Righthaven explained its oversight by essentially saying it was an honest mistake by two attorneys who no longer work with Righthaven. Judge Hunt didn’t accept that excuse, saying that it was Righthaven CEO Steve Gibson who created the contract, signed off on some disclosures, and guided the entire Righthaven copyright-enforcement campaign.

A transcript of the sanctions hearing isn’t yet available, but Steve Green of the Las Vegas Sun reported from the hearing this morning.

After the hearing, Righthaven lawyer Shawn Mangano told the Sun that despite the relatively light sanction, Righthaven is considering appealing Hunt’s decision.
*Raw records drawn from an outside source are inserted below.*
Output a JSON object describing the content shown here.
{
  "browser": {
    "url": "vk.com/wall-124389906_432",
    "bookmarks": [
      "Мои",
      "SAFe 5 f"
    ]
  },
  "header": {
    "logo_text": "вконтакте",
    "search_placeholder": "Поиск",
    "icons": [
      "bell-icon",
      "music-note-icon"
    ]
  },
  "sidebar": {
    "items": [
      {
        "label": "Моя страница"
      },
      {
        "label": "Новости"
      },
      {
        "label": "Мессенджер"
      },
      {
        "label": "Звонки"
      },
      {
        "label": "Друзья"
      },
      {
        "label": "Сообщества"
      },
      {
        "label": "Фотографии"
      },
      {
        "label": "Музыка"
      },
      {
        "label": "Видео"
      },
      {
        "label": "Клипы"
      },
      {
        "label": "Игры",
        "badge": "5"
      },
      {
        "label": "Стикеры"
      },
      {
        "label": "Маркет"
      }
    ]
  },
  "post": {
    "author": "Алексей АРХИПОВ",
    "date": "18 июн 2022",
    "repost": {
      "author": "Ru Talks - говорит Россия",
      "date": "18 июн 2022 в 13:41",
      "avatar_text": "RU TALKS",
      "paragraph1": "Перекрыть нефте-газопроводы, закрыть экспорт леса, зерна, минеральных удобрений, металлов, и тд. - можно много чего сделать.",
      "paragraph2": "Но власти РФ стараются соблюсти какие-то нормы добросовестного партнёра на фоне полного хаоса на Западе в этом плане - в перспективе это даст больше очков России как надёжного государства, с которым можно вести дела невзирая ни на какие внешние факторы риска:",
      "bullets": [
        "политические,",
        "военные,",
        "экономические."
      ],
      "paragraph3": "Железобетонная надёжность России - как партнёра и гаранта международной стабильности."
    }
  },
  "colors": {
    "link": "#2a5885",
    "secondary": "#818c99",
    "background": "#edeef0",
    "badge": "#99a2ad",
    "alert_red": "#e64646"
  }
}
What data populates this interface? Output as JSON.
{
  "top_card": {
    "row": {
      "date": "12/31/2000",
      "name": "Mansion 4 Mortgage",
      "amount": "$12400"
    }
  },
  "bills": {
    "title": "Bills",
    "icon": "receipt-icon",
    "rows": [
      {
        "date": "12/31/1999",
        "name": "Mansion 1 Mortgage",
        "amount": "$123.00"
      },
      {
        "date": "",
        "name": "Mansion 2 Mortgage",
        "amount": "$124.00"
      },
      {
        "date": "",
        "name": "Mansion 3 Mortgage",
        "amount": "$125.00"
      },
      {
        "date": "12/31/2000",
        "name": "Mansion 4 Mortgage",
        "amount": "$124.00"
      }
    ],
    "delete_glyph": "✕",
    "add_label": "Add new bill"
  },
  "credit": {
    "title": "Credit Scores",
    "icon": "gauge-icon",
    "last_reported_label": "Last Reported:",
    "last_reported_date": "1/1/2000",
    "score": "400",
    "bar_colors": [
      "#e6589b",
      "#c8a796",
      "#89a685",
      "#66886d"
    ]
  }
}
When the transcript does come out, it’s going to show that the lack of disclosure wasn’t the only thing that Hunt was upset about. Hunt kicked off the hearing by saying: “In the court’s view, the arrangement between Righthaven and Stephens Media is nothing more, nor less, than a law firm – which incidentally I don’t think is licensed to practice law in this state – with a contingent fee agreement masquerading as a company.”

In a separate case that Righthaven lost, it has been ordered to pay $3,815 in legal fees by July 25. And in the Hoehn case against an online commenter–which Righthaven also lost–defense attorneys are asking for more than $30,000. The Democratic Underground has indicated it will also seek legal fees, and the demand in that heavily litigated case could easily be six figures.